George Clinton wanted to bridge rock and funk music on Funkadelic's self-titled debut album. He had a less ambitious goal in mind when it came to their second LP, Free Your Mind ... and Your Ass Will Follow, which was released a mere five months later: He wanted to make an entire record high on acid.

Funkadelic, released in February 1970, was conceived as a melting pot of musical styles from the era. Clinton had formed the band from the ashes of the Parliaments, an R&B vocal group that had a few minor hits in the '60s.

With Funkadelic, he aimed bigger. Grabbing inspiration from a number of contemporary artists – spanning James Brown to the Grateful Dead – Clinton set out to answer a musical question he'd eventually ask on 1978's One Nation Under a Groove: "Who Says a Funk Band Can't Play Rock?"

But Free Your Mind ... , while still building on those same foundations, explored new corners when it was released in July. As Clinton wrote in his 2014 memoir, Brothas Be, Yo Like George, Ain't That Funkin' Kinda Hard on You?, "It dealt with lots of the things that were in the air at the time: issues of social control, self-awareness, the failure of intellectuals to connect their utopian philosophies to what was actually happening on the street."

Listen to Funkadelic's 'Free Your Mind and Your Ass Will Follow'

But, more crucially, as Clinton noted, the album "was written almost entirely on LSD. You can hear it in the guitar sound we got, and the way we produced it, and you can read it in the lyrics and the song titles."

No kidding.

It's all summed up in the sprawling, 10-minute opening title track, a slow-simmering freak-out that sounds like a thrown-together mix of the Temptations, MC5 and Jimi Hendrix that piles on disoriented (and disorienting) solos, distortion and a sermon that's more Saturday night than Sunday morning.

"Free Your Mind and Your Ass Will Follow" is a near-religious experience, which is intentional. The entire album skirts a line between the spiritual and secular worlds, finding a middle ground - no doubt guided by those inspiring acid trips - that wasn't out of step with counterculture thinking of the era.

It's not only the best song Funkadelic recorded and released in 1970, it's the most representative. Free Your Mind ... sounds like a sequel to Funkadelic – not that surprising considering the brief gap between the albums and the similar lineups. But there's also a move toward the next step in their evolution.

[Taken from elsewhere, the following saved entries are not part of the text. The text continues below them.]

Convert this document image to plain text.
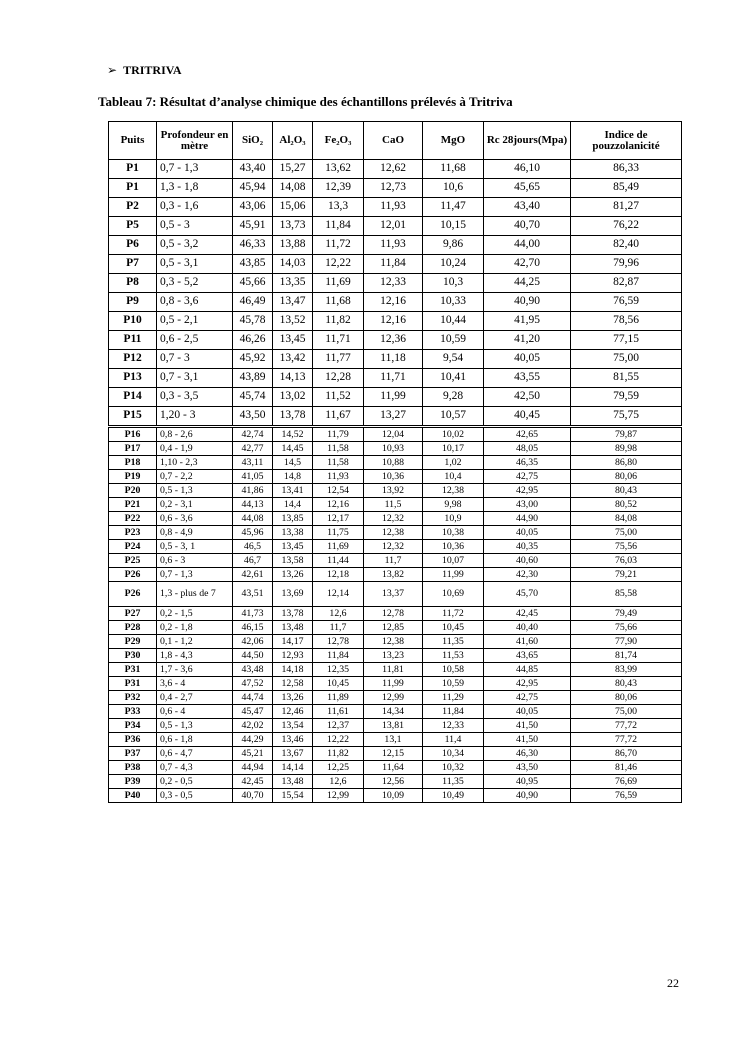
➢ TRITRIVA
Tableau 7: Résultat d’analyse chimique des échantillons prélevés à Tritriva
Puits	Profondeur en mètre	SiO₂	Al₂O₃	Fe₂O₃	CaO	MgO	Rc 28jours(Mpa)	Indice de pouzzolanicité
P1	0,7 - 1,3	43,40	15,27	13,62	12,62	11,68	46,10	86,33
P1	1,3 - 1,8	45,94	14,08	12,39	12,73	10,6	45,65	85,49
P2	0,3 - 1,6	43,06	15,06	13,3	11,93	11,47	43,40	81,27
P5	0,5 - 3	45,91	13,73	11,84	12,01	10,15	40,70	76,22
P6	0,5 - 3,2	46,33	13,88	11,72	11,93	9,86	44,00	82,40
P7	0,5 - 3,1	43,85	14,03	12,22	11,84	10,24	42,70	79,96
P8	0,3 - 5,2	45,66	13,35	11,69	12,33	10,3	44,25	82,87
P9	0,8 - 3,6	46,49	13,47	11,68	12,16	10,33	40,90	76,59
P10	0,5 - 2,1	45,78	13,52	11,82	12,16	10,44	41,95	78,56
P11	0,6 - 2,5	46,26	13,45	11,71	12,36	10,59	41,20	77,15
P12	0,7 - 3	45,92	13,42	11,77	11,18	9,54	40,05	75,00
P13	0,7 - 3,1	43,89	14,13	12,28	11,71	10,41	43,55	81,55
P14	0,3 - 3,5	45,74	13,02	11,52	11,99	9,28	42,50	79,59
P15	1,20 - 3	43,50	13,78	11,67	13,27	10,57	40,45	75,75
P16	0,8 - 2,6	42,74	14,52	11,79	12,04	10,02	42,65	79,87
P17	0,4 - 1,9	42,77	14,45	11,58	10,93	10,17	48,05	89,98
P18	1,10 - 2,3	43,11	14,5	11,58	10,88	1,02	46,35	86,80
P19	0,7 - 2,2	41,05	14,8	11,93	10,36	10,4	42,75	80,06
P20	0,5 - 1,3	41,86	13,41	12,54	13,92	12,38	42,95	80,43
P21	0,2 - 3,1	44,13	14,4	12,16	11,5	9,98	43,00	80,52
P22	0,6 - 3,6	44,08	13,85	12,17	12,32	10,9	44,90	84,08
P23	0,8 - 4,9	45,96	13,38	11,75	12,38	10,38	40,05	75,00
P24	0,5 - 3, 1	46,5	13,45	11,69	12,32	10,36	40,35	75,56
P25	0,6 - 3	46,7	13,58	11,44	11,7	10,07	40,60	76,03
P26	0,7 - 1,3	42,61	13,26	12,18	13,82	11,99	42,30	79,21
P26	1,3 - plus de 7	43,51	13,69	12,14	13,37	10,69	45,70	85,58
P27	0,2 - 1,5	41,73	13,78	12,6	12,78	11,72	42,45	79,49
P28	0,2 - 1,8	46,15	13,48	11,7	12,85	10,45	40,40	75,66
P29	0,1 - 1,2	42,06	14,17	12,78	12,38	11,35	41,60	77,90
P30	1,8 - 4,3	44,50	12,93	11,84	13,23	11,53	43,65	81,74
P31	1,7 - 3,6	43,48	14,18	12,35	11,81	10,58	44,85	83,99
P31	3,6 - 4	47,52	12,58	10,45	11,99	10,59	42,95	80,43
P32	0,4 - 2,7	44,74	13,26	11,89	12,99	11,29	42,75	80,06
P33	0,6 - 4	45,47	12,46	11,61	14,34	11,84	40,05	75,00
P34	0,5 - 1,3	42,02	13,54	12,37	13,81	12,33	41,50	77,72
P36	0,6 - 1,8	44,29	13,46	12,22	13,1	11,4	41,50	77,72
P37	0,6 - 4,7	45,21	13,67	11,82	12,15	10,34	46,30	86,70
P38	0,7 - 4,3	44,94	14,14	12,25	11,64	10,32	43,50	81,46
P39	0,2 - 0,5	42,45	13,48	12,6	12,56	11,35	40,95	76,69
P40	0,3 - 0,5	40,70	15,54	12,99	10,09	10,49	40,90	76,59
22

"It was also the true beginning of another phase in black music," Clinton wrote in his book. "There had been hints of social awareness a year later, when songs like [the Temptations'] 'Cloud Nine' found the old guard moving tentatively into this new space. But that was nothing compared to what was starting to happen."

Listen to Funkadelic's 'I Wanna Know If It's Good to You?'

Citing milestone records like Marvin Gaye's What's Going On and Sly and the Family Stone's There's a Riot Goin' On, both released in 1971, Clinton noted that Funkadelic's second album "was released right at the head of that new trend." The similarities are there, but Free Your Mind ... isn't quite on the same page.

It's rougher, more out-there and the most difficult listen of those early '70s classics. Instruments feverishly pan back and forth between speakers, passages unravel backward and everything sounds coated in a thick layer of sludge. "Friday Night, August 14th," "Funky Dollar Bill," "Eulogy and Light" and "I Wanna Know If It's Good to You?," which was released as a single after being edited from its six-minute LP length, find Clinton setting up Funkadelic's next voyage. Eddie Hazel's guitar and Bernie Worrell's keyboards tend to grab the spotlight, but this is an ensemble piece, right down to four different singers taking lead on the LP's six songs.

And whether they're probing the affects of consumerism or class welfare, or just tossing out weird-ass declarations rooted somewhere between the church and outer space, this Funkadelic lineup was as much about feeding your mind as they were about freeing it.

Free Your Mind ... and Your Ass Will Follow made it to No. 92, Funkadelic's highest-charting album until their classic One Nation Under a Groove reached the Top 20 eight years later. Likewise, the No. 81 peak for "I Wanna Know If It's Good to You?" wasn't topped until Nation's title track climbed into the Top 30. Still, this isn't a commercial or mainstream listen.

More than anything it's the sound of a band finding its groove. "We saw the way that the late '60s were peeling away from the Summer of Love," Clinton said in Brothas Be, Yo Like George, Ain't That Funkin' Kinda Hard on You? "We sensed the '70s coming." So, it was recorded quickly, and Clinton didn't overthink much, allowing instincts to totally take over. The acid did the rest.